# [MPlayer-dev-eng] Re: Compile options

Trent Piepho xyzzy at speakeasy.org
Thu Sep 21 07:56:53 CEST 2006

On Thu, 21 Sep 2006, Andrew Savchenko wrote:
> On 21 Sep 2006, 03:29 Trent Piepho wrote:
> > On Wed, 20 Sep 2006, Andrew Savchenko wrote:
> > > I've made some tests for 3 movie types: H264 HD
> > > (http://images.apple.com/movies/wb/the_fountain/the_fountain-tsr_h4
> > >80p.mov), x264 and mpeg4; and for 4 sets of compile options: general
> > > -O4 option,
> >
> > Is there a sample to download for the mpeg4 test?
>
> I can upload a file which I use for mpeg4 testing, it is about 68 Mb and
> 3 minutes length. But only developers have read access on mplayerhq's
> ftp, so I don't know what to do.

Maybe there is a good sample mpeg4 file that can be downloaded from
somewhere?  To be sure, there is plenty of mpeg4 content available via
bittorrent, but someting freely available would be better.

> > I'm not sure I follow the syntax here.  Does "\pm 0.009" mean that
> > the sample standard deviation is .009 seconds, or the sample
> > variance?  Or is it the variance/standard deviation of the sample
> > mean?
>
> It is variance/standart deviation of the sample mean.

Which is it?  Variance of the sample mean or standard deviation of the
sample mean?  It looks like from the sqrt in your formula you are using
standard deviation.

> > variance. You need to also know the number of samples to know how
> > many degrees of freedom there are in the t distribution.
>
> Yes, of course. I used 10 samples: each file was tested 10 times, then I
> calculate error using t-distribution (also known as Student's
> coefficients) for reliability 0.95: t(0.95,10)=2.26.

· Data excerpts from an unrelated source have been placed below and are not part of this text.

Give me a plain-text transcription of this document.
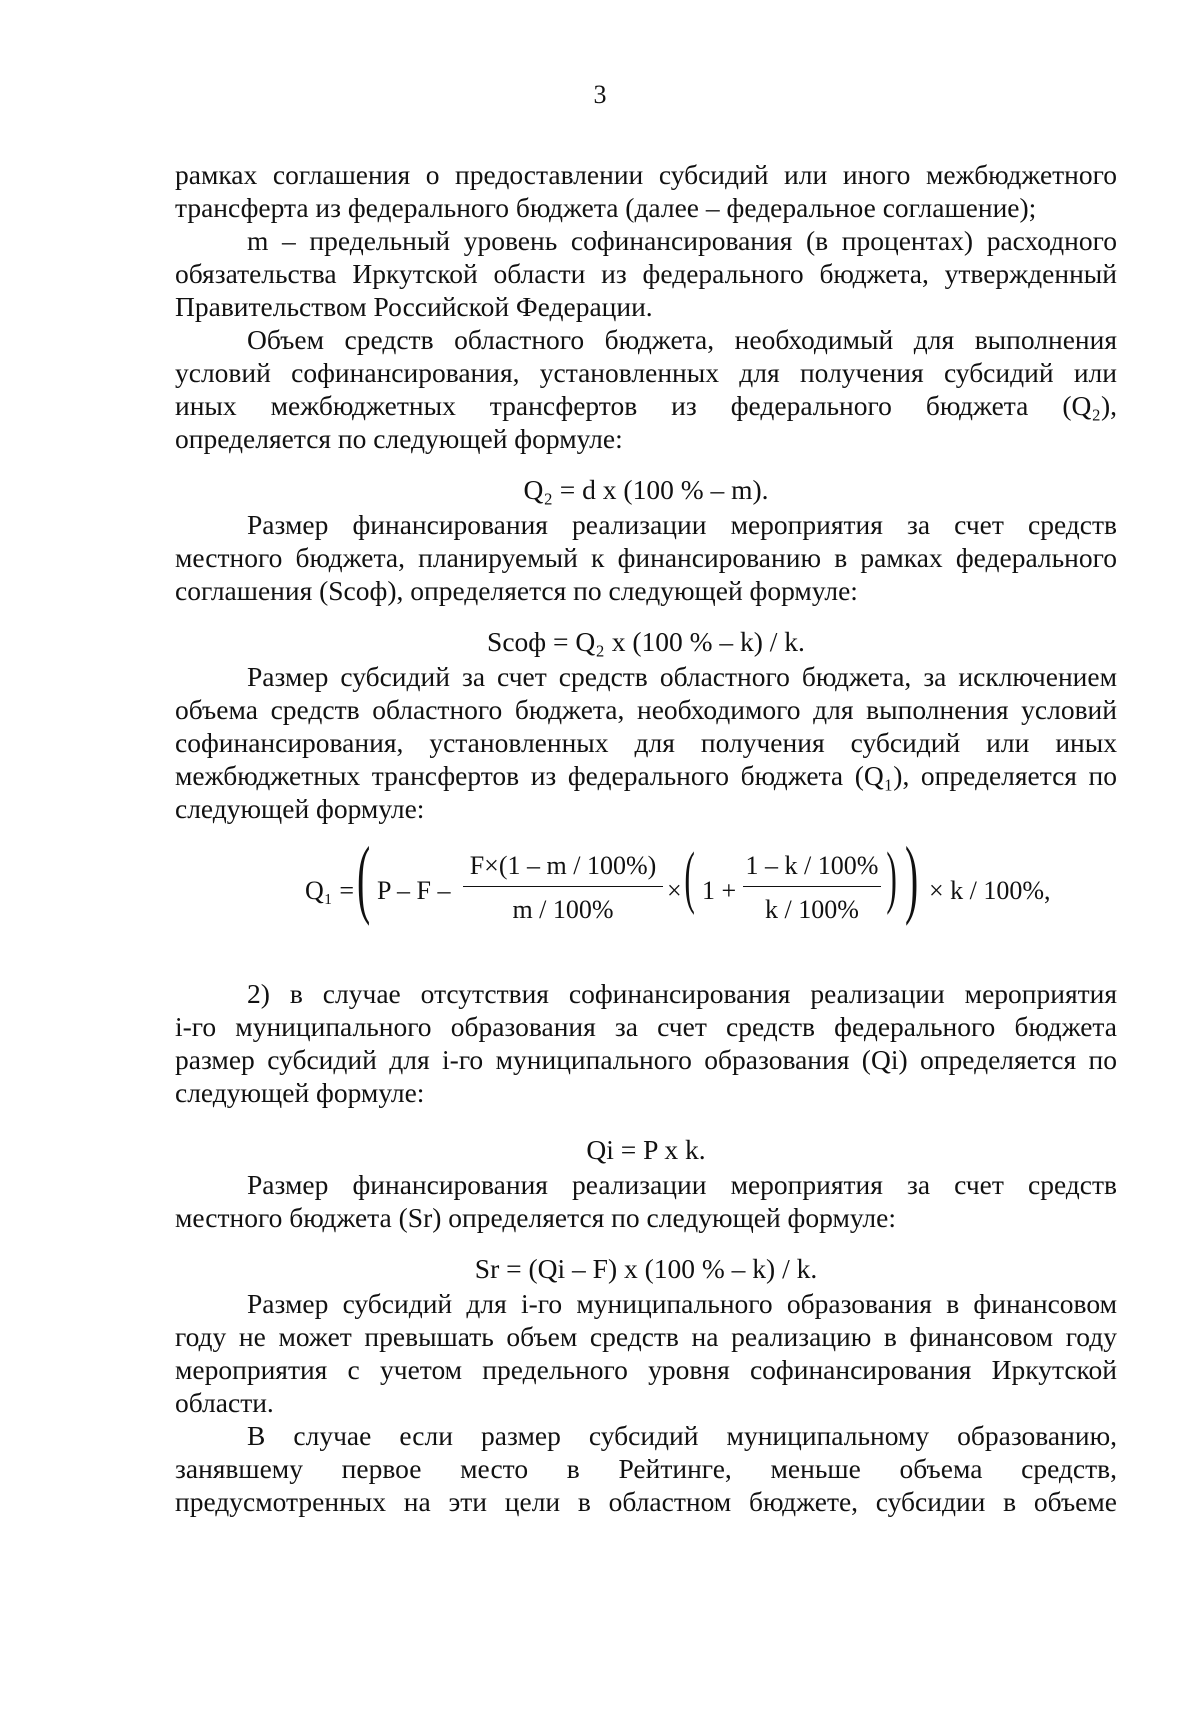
3
рамках соглашения о предоставлении субсидий или иного межбюджетного
трансферта из федерального бюджета (далее – федеральное соглашение);
m – предельный уровень софинансирования (в процентах) расходного
обязательства Иркутской области из федерального бюджета, утвержденный
Правительством Российской Федерации.
Объем средств областного бюджета, необходимый для выполнения
условий софинансирования, установленных для получения субсидий или
иных межбюджетных трансфертов из федерального бюджета (Q₂),
определяется по следующей формуле:
Q₂ = d x (100 % – m).
Размер финансирования реализации мероприятия за счет средств
местного бюджета, планируемый к финансированию в рамках федерального
соглашения (Sсоф), определяется по следующей формуле:
Sсоф = Q₂ x (100 % – k) / k.
Размер субсидий за счет средств областного бюджета, за исключением
объема средств областного бюджета, необходимого для выполнения условий
софинансирования, установленных для получения субсидий или иных
межбюджетных трансфертов из федерального бюджета (Q₁), определяется по
следующей формуле:
Q₁ = ( P – F –
F×(1 – m / 100%)
m / 100%
× ( 1 +
1 – k / 100%
k / 100% ) ) × k / 100%,
2) в случае отсутствия софинансирования реализации мероприятия
i-го муниципального образования за счет средств федерального бюджета
размер субсидий для i-го муниципального образования (Qi) определяется по
следующей формуле:
Qi = P x k.
Размер финансирования реализации мероприятия за счет средств
местного бюджета (Sr) определяется по следующей формуле:
Sr = (Qi – F) x (100 % – k) / k.
Размер субсидий для i-го муниципального образования в финансовом
году не может превышать объем средств на реализацию в финансовом году
мероприятия с учетом предельного уровня софинансирования Иркутской
области.
В случае если размер субсидий муниципальному образованию,
занявшему первое место в Рейтинге, меньше объема средств,
предусмотренных на эти цели в областном бюджете, субсидии в объеме
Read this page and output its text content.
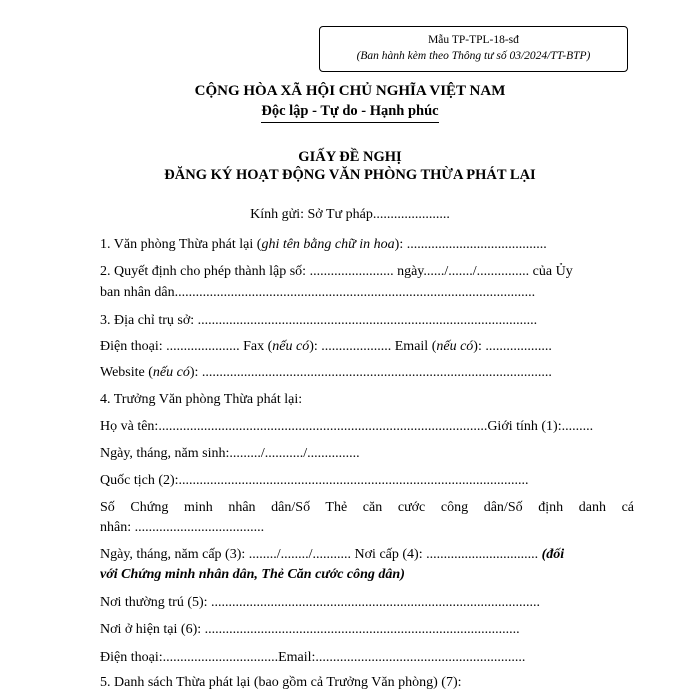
Mẫu TP-TPL-18-sđ
(Ban hành kèm theo Thông tư số 03/2024/TT-BTP)
CỘNG HÒA XÃ HỘI CHỦ NGHĨA VIỆT NAM
Độc lập - Tự do - Hạnh phúc
GIẤY ĐỀ NGHỊ
ĐĂNG KÝ HOẠT ĐỘNG VĂN PHÒNG THỪA PHÁT LẠI
Kính gửi: Sở Tư pháp......................
1. Văn phòng Thừa phát lại (ghi tên bằng chữ in hoa): ........................................
2. Quyết định cho phép thành lập số: ........................ ngày....../......./............... của Ủy
ban nhân dân.......................................................................................................
3. Địa chỉ trụ sở: .................................................................................................
Điện thoại: ..................... Fax (nếu có): .................... Email (nếu có): ...................
Website (nếu có): ....................................................................................................
4. Trưởng Văn phòng Thừa phát lại:
Họ và tên:..............................................................................................Giới tính (1):.........
Ngày, tháng, năm sinh:........./.........../...............
Quốc tịch (2):....................................................................................................
Số Chứng minh nhân dân/Số Thẻ căn cước công dân/Số định danh cá
nhân: .....................................
Ngày, tháng, năm cấp (3): ......../......../........... Nơi cấp (4): ................................ (đối
với Chứng minh nhân dân, Thẻ Căn cước công dân)
Nơi thường trú (5): ..............................................................................................
Nơi ở hiện tại (6): ..........................................................................................
Điện thoại:.................................Email:............................................................
5. Danh sách Thừa phát lại (bao gồm cả Trưởng Văn phòng) (7):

Since you are comparing the difference of the means, the degrees of freedom
would not be 10.  If you want to assume that the variance of the two
populations is the same, then the degrees of freedom would be 18.  If don't
assume that the variance of the two population is the same, then you would
want to use the Welch-Satterthwaite approximation to get the degrees of
http://www.itl.nist.gov/div898/handbook/prc/section3/prc31.htm

Of course if you install R, and there are packages for most linux
distributions, then you can do all this with just one command.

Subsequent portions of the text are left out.